The Strasbourg Agreement establishes the International Patent Classification (IPC) which divides technology into eight sections with approximately 80,000 subdivisions. Each subdivision is denoted by a symbol consisting of Arabic numerals and letters of the Latin alphabet.
The appropriate IPC symbols are indicated on patent documents (published patent applications and granted patents), of which over 2 million are issued each year. The appropriate symbols are allotted by the national or regional industrial property office that publishes the patent document. For PCT applications, IPC symbols are allotted by the International Searching Authority.
Classification is indispensable for the retrieval of patent documents in the search for "prior art". Such retrieval is needed by patent-issuing authorities, potential inventors, research and development units and others concerned with the application or development of technology.
Although only 64 States are party to the Agreement, the IPC is used by the patent offices of more than 100 States, four regional offices and the Secretariat of WIPO in administering the Patent Cooperation Treaty (PCT) (1970).
In order to keep the IPC up to date, it is continuously revised and a new edition enters into force each year on January 1.
The revision of the IPC is carried out by the IPC Committee of Experts set up under the Agreement. All States party to the Agreement are members of the Committee of Experts.

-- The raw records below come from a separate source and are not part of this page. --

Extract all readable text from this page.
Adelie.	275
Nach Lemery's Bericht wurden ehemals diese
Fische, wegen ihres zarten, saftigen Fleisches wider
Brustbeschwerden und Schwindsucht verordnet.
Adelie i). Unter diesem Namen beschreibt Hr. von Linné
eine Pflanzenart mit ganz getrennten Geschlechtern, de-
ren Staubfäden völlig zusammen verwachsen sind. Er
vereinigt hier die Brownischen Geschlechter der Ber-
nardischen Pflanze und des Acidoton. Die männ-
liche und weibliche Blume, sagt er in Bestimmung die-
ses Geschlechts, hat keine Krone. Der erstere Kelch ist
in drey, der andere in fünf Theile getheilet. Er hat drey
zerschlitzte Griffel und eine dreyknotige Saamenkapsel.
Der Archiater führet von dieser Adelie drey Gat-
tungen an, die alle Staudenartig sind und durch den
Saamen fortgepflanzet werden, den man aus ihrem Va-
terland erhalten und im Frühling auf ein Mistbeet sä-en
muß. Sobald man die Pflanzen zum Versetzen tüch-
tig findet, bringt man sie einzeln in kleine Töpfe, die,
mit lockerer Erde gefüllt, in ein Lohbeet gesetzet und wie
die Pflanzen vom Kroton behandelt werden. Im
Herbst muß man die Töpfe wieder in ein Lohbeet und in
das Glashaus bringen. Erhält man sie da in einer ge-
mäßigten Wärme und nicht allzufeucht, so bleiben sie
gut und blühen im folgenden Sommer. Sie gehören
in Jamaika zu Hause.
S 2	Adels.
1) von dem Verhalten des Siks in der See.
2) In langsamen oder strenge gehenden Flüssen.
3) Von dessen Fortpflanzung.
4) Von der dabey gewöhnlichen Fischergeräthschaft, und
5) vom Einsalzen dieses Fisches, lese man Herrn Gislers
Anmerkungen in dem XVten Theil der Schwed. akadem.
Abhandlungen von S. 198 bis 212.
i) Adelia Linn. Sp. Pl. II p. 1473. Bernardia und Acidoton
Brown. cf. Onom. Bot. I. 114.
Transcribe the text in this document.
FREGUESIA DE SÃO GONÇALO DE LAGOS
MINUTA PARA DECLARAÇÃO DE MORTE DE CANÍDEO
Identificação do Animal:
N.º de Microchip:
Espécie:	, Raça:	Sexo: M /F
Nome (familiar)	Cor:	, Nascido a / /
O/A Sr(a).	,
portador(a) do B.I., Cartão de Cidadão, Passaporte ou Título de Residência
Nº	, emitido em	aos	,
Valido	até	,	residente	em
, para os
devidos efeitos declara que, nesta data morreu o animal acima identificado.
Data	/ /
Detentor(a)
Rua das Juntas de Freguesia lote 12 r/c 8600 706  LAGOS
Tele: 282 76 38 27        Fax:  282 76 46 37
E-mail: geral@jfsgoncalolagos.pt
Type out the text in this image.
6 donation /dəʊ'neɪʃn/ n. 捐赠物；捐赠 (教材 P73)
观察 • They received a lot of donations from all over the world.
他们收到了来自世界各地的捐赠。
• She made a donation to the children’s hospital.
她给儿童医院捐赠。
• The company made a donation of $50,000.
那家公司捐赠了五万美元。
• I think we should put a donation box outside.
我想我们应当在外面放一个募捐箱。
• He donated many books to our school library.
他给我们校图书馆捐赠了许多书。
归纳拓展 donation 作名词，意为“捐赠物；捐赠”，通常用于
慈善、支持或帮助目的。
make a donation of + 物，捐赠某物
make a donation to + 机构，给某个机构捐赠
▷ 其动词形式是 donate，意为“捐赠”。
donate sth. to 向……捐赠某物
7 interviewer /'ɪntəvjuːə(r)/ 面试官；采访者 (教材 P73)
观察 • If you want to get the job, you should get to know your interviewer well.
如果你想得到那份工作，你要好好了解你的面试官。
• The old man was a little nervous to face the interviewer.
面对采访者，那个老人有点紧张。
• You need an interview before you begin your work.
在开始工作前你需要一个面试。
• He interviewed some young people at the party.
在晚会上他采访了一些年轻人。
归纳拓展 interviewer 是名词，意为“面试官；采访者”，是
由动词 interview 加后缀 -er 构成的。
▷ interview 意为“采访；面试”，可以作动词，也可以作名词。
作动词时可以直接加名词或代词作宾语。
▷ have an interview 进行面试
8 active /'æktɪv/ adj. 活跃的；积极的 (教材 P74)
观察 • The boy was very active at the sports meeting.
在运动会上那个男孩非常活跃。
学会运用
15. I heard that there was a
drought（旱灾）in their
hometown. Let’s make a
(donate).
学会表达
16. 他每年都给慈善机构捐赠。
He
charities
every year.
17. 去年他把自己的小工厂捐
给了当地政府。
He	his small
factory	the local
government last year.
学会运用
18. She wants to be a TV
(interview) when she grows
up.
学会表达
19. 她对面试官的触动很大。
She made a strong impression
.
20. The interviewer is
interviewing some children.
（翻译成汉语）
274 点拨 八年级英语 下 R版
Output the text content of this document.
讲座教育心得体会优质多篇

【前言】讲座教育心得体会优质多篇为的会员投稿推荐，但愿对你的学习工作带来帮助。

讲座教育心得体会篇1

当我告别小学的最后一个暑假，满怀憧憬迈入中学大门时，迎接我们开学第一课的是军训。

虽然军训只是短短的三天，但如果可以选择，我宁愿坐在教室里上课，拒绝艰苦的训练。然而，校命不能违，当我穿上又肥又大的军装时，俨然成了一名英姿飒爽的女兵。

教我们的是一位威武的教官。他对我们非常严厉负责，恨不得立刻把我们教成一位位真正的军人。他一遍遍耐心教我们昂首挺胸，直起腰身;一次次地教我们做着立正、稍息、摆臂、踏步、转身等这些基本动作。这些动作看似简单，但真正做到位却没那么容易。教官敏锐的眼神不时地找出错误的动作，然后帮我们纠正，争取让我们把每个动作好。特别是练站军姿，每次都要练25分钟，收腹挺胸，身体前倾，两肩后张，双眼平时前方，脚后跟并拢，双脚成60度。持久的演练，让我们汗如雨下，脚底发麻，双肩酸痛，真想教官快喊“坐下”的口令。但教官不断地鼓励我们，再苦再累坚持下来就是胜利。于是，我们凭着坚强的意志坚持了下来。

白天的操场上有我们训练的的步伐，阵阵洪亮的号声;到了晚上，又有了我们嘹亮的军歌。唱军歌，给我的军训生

The Strasbourg Agreement created a Union, which has an Assembly. Every State that is a member of the Union is a member of the Assembly. Among the most important tasks of the Assembly is the adoption of the biennial program and budget of the Union.
The Agreement – commonly referred to as the IPC Agreement – was concluded in 1971 and amended in 1979. It is open to States party to the Paris Convention for the Protection of Industrial Property (1883). Instruments of ratification or accession must be deposited with the Director General of WIPO.